To take it back to ’88, the Earth half of Heaven and Earth’s opener “Fists of Fury” is, as all great “golden era” hip-hop is, inspired by Hong Kong-filmed 1970s kung fu. The jazz-funk cover of the title track to the soundtrack of Bruce Lee’s 1972 film “Fist of Fury” plays like a smoother version of the Brubeck and early era Miles Davis pastiche that Berklee College of Music educated Chinese composer Joseph Koo crafted back then. Continuing to the Earth half, many sections play like Washington’s 2017 compositional breakout performance on the tightly wound and thematically-driven Harmony of Difference EP.
Washington’s experiences as a horn-playing bandleader cutting through the din of chit-chatting and selfie-snapping festival crowds has forced him to learn how to play clearer, louder, and more pointed notes from his instrument. Heaven’s tracks like “Street Fighter Mas,” “Vi Lua Vi Sol,” and album-in-full closer “Show Us The Way” benefit from this, bearing something of Stan Getz-meets-Rakim with the spirits and influences of John Coltrane, Herbie Hancock, and DJ Premier present. This is a social justice recording with timeless soul that aims to be a great album for all reasons and seasons. Heaven and Earth is, in the midst of established artists searching for a sonic foothold in 2018, an appreciated dose of classic music updated for the modern age.
In 2018, we’re now witnessing the weariness of rap artists bearing the weight of being, as Quartz noted, “wormed into the mainstream so deeply,” while at the same time racially being social pariahs whose civil rights are being ripped from their humanity, and/or growing into comfort with unexpected ubiquity.

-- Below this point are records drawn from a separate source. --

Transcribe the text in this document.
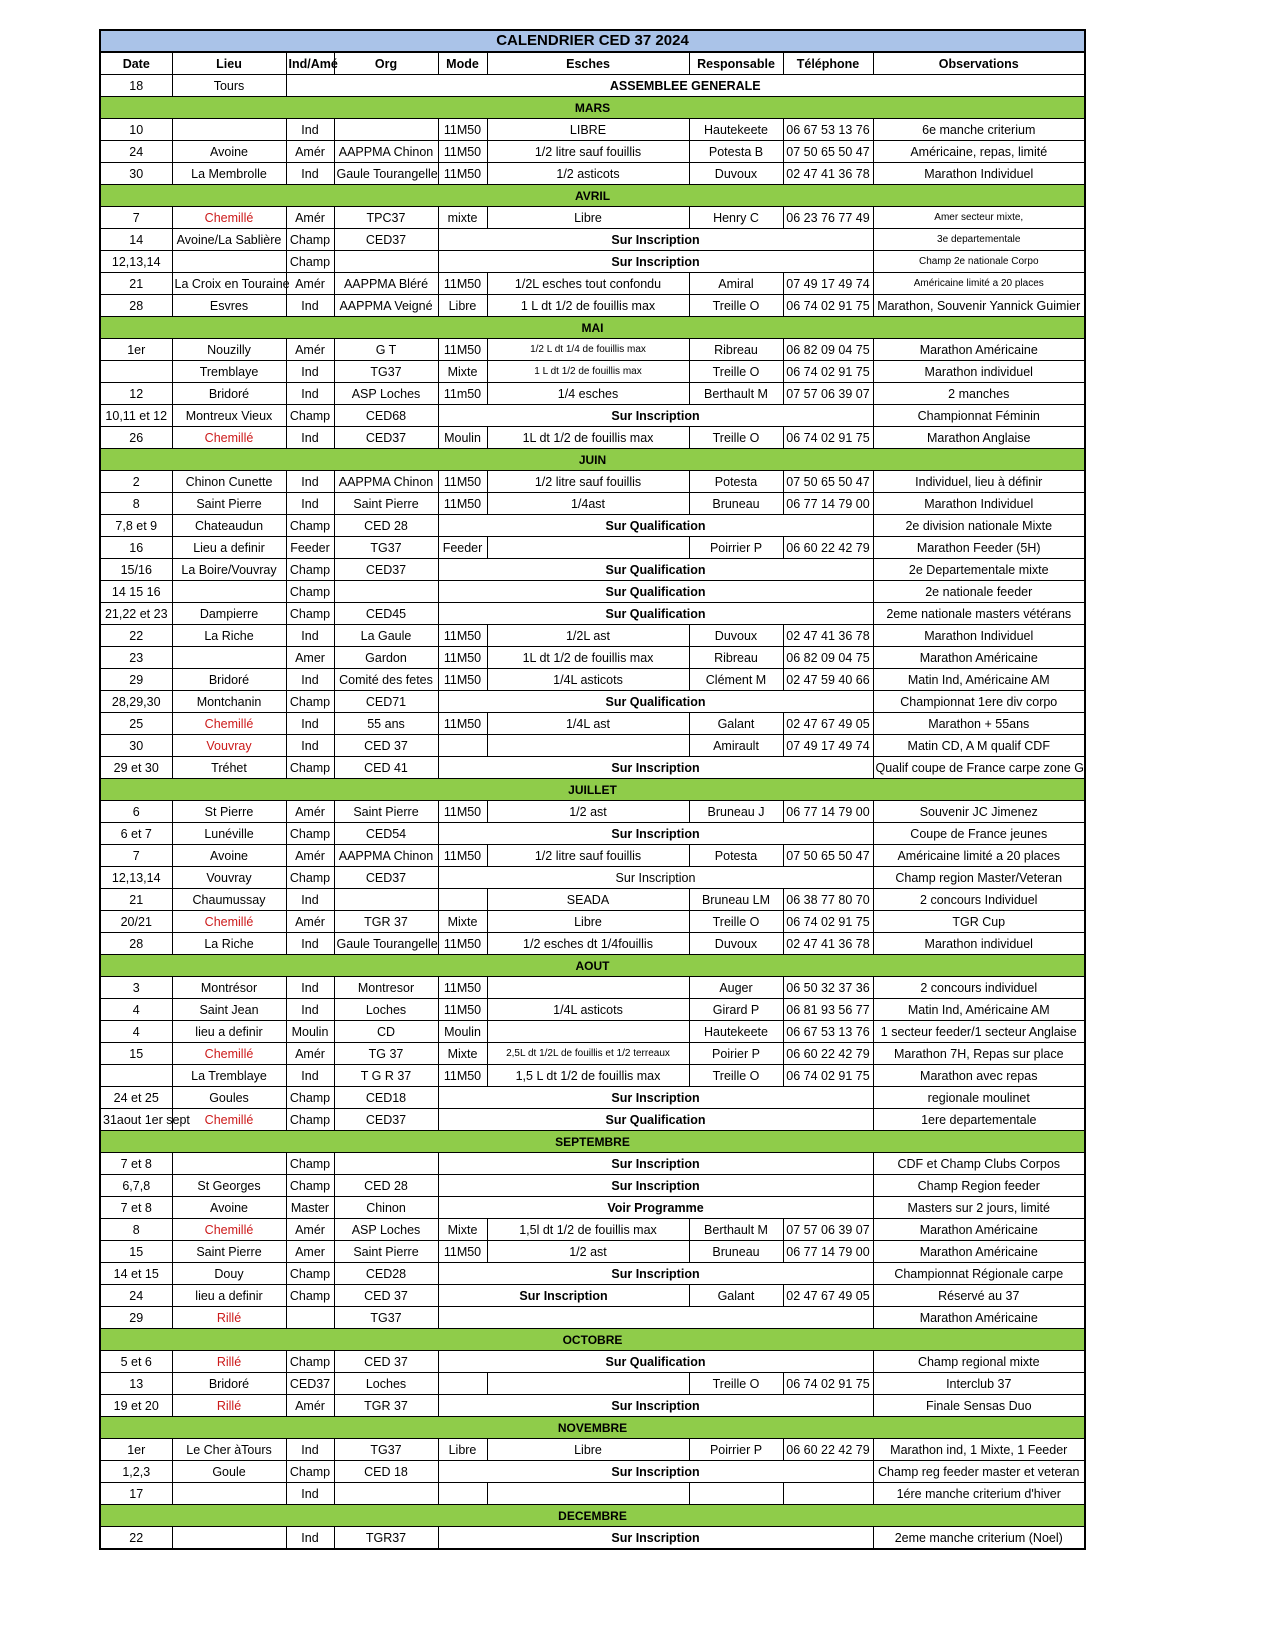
CALENDRIER CED 37 2024								
Date	Lieu	Ind/Amé	Org	Mode	Esches	Responsable	Téléphone	Observations
18	Tours	ASSEMBLEE GENERALE						
MARS								
10		Ind		11M50	LIBRE	Hautekeete	06 67 53 13 76	6e manche criterium
24	Avoine	Amér	AAPPMA Chinon	11M50	1/2 litre sauf fouillis	Potesta B	07 50 65 50 47	Américaine, repas, limité
30	La Membrolle	Ind	Gaule Tourangelle	11M50	1/2 asticots	Duvoux	02 47 41 36 78	Marathon Individuel
AVRIL								
7	Chemillé	Amér	TPC37	mixte	Libre	Henry C	06 23 76 77 49	Amer secteur mixte,
14	Avoine/La Sablière	Champ	CED37	Sur Inscription				3e departementale
12,13,14		Champ		Sur Inscription				Champ 2e nationale Corpo
21	La Croix en Touraine	Amér	AAPPMA Bléré	11M50	1/2L esches tout confondu	Amiral	07 49 17 49 74	Américaine limité a 20 places
28	Esvres	Ind	AAPPMA Veigné	Libre	1 L dt 1/2 de fouillis max	Treille O	06 74 02 91 75	Marathon, Souvenir Yannick Guimier
MAI								
1er	Nouzilly	Amér	G T	11M50	1/2 L dt 1/4 de fouillis max	Ribreau	06 82 09 04 75	Marathon Américaine
	Tremblaye	Ind	TG37	Mixte	1 L dt 1/2 de fouillis max	Treille O	06 74 02 91 75	Marathon individuel
12	Bridoré	Ind	ASP Loches	11m50	1/4 esches	Berthault M	07 57 06 39 07	2 manches
10,11 et 12	Montreux Vieux	Champ	CED68	Sur Inscription				Championnat Féminin
26	Chemillé	Ind	CED37	Moulin	1L dt 1/2 de fouillis max	Treille O	06 74 02 91 75	Marathon Anglaise
JUIN								
2	Chinon Cunette	Ind	AAPPMA Chinon	11M50	1/2 litre sauf fouillis	Potesta	07 50 65 50 47	Individuel, lieu à définir
8	Saint Pierre	Ind	Saint Pierre	11M50	1/4ast	Bruneau	06 77 14 79 00	Marathon Individuel
7,8 et 9	Chateaudun	Champ	CED 28	Sur Qualification				2e division nationale Mixte
16	Lieu a definir	Feeder	TG37	Feeder		Poirrier P	06 60 22 42 79	Marathon Feeder (5H)
15/16	La Boire/Vouvray	Champ	CED37	Sur Qualification				2e Departementale mixte
14 15 16		Champ		Sur Qualification				2e nationale feeder
21,22 et 23	Dampierre	Champ	CED45	Sur Qualification				2eme nationale masters vétérans
22	La Riche	Ind	La Gaule	11M50	1/2L ast	Duvoux	02 47 41 36 78	Marathon Individuel
23		Amer	Gardon	11M50	1L dt 1/2 de fouillis max	Ribreau	06 82 09 04 75	Marathon Américaine
29	Bridoré	Ind	Comité des fetes	11M50	1/4L asticots	Clément M	02 47 59 40 66	Matin Ind, Américaine AM
28,29,30	Montchanin	Champ	CED71	Sur Qualification				Championnat 1ere div corpo
25	Chemillé	Ind	55 ans	11M50	1/4L ast	Galant	02 47 67 49 05	Marathon + 55ans
30	Vouvray	Ind	CED 37			Amirault	07 49 17 49 74	Matin CD, A M qualif CDF
29 et 30	Tréhet	Champ	CED 41	Sur Inscription				Qualif coupe de France carpe zone G
JUILLET								
6	St Pierre	Amér	Saint Pierre	11M50	1/2 ast	Bruneau J	06 77 14 79 00	Souvenir JC Jimenez
6 et 7	Lunéville	Champ	CED54	Sur Inscription				Coupe de France jeunes
7	Avoine	Amér	AAPPMA Chinon	11M50	1/2 litre sauf fouillis	Potesta	07 50 65 50 47	Américaine limité a 20 places
12,13,14	Vouvray	Champ	CED37	Sur Inscription				Champ region Master/Veteran
21	Chaumussay	Ind			SEADA	Bruneau LM	06 38 77 80 70	2 concours Individuel
20/21	Chemillé	Amér	TGR 37	Mixte	Libre	Treille O	06 74 02 91 75	TGR Cup
28	La Riche	Ind	Gaule Tourangelle	11M50	1/2 esches dt 1/4fouillis	Duvoux	02 47 41 36 78	Marathon individuel
AOUT								
3	Montrésor	Ind	Montresor	11M50		Auger	06 50 32 37 36	2 concours individuel
4	Saint Jean	Ind	Loches	11M50	1/4L asticots	Girard P	06 81 93 56 77	Matin Ind, Américaine AM
4	lieu a definir	Moulin	CD	Moulin		Hautekeete	06 67 53 13 76	1 secteur feeder/1 secteur Anglaise
15	Chemillé	Amér	TG 37	Mixte	2,5L dt 1/2L de fouillis et 1/2 terreaux	Poirier P	06 60 22 42 79	Marathon 7H, Repas sur place
	La Tremblaye	Ind	T G R 37	11M50	1,5 L dt 1/2 de fouillis max	Treille O	06 74 02 91 75	Marathon avec repas
24 et 25	Goules	Champ	CED18	Sur Inscription				regionale moulinet
31aout 1er sept	Chemillé	Champ	CED37	Sur Qualification				1ere departementale
SEPTEMBRE								
7 et 8		Champ		Sur Inscription				CDF et Champ Clubs Corpos
6,7,8	St Georges	Champ	CED 28	Sur Inscription				Champ Region feeder
7 et 8	Avoine	Master	Chinon	Voir Programme				Masters sur 2 jours, limité
8	Chemillé	Amér	ASP Loches	Mixte	1,5l dt 1/2 de fouillis max	Berthault M	07 57 06 39 07	Marathon Américaine
15	Saint Pierre	Amer	Saint Pierre	11M50	1/2 ast	Bruneau	06 77 14 79 00	Marathon Américaine
14 et 15	Douy	Champ	CED28	Sur Inscription				Championnat Régionale carpe
24	lieu a definir	Champ	CED 37	Sur Inscription		Galant	02 47 67 49 05	Réservé au 37
29	Rillé		TG37					Marathon Américaine
OCTOBRE								
5 et 6	Rillé	Champ	CED 37	Sur Qualification				Champ regional mixte
13	Bridoré	CED37	Loches			Treille O	06 74 02 91 75	Interclub 37
19 et 20	Rillé	Amér	TGR 37	Sur Inscription				Finale Sensas Duo
NOVEMBRE								
1er	Le Cher àTours	Ind	TG37	Libre	Libre	Poirrier P	06 60 22 42 79	Marathon ind, 1 Mixte, 1 Feeder
1,2,3	Goule	Champ	CED 18	Sur Inscription				Champ reg feeder master et veteran
17		Ind						1ére manche criterium d'hiver
DECEMBRE								
22		Ind	TGR37	Sur Inscription				2eme manche criterium (Noel)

In an attempt to rediscover his creative raison d’etre, Kanye West blended medicinal hallucinogenic herbs from the Amazon jungle, the lonely Wyoming plains, and a yearning desire for elevated consciousness to audaciously make albums for Pusha T, Nas, Kid Cudi, Teyana Taylor and himself. It was quite possibly a case of Kanye West finally being overwhelmed by his creative verve. As well, Jay-Z and Beyonce merely laid out their “Apeshit” plan for collaborative wealth expansion. Drake, well he’s at his creative peak in terms of volume, but obviously lacks the ability to make statements showcasing intellectual depth. Had he not been publicly shamed by Pusha T into admitting he had fathered a child, Scorpion would be a predatory arachnid of a streaming album winner, sure. However, it would lack all ability to sting the ears and hearts of listeners.
Thirty years after its most pop culturally-defining and then commercially successful year, we find rap music as hip-hop’s cultural lead experiencing significant stasis. All of the emperors’ “new” clothes aren’t new at all. Instead, these old artists are wearing old outfits that are threadbare and from last season. Without Kamasi Washington to save the day, we’d be inundated by naked rappers in old haute couture yelling at each other about freedom and wealth. Kamasi Washington is a top five emcee. Everything else is a lie. Rap’s evolution is thankfully happening right on time.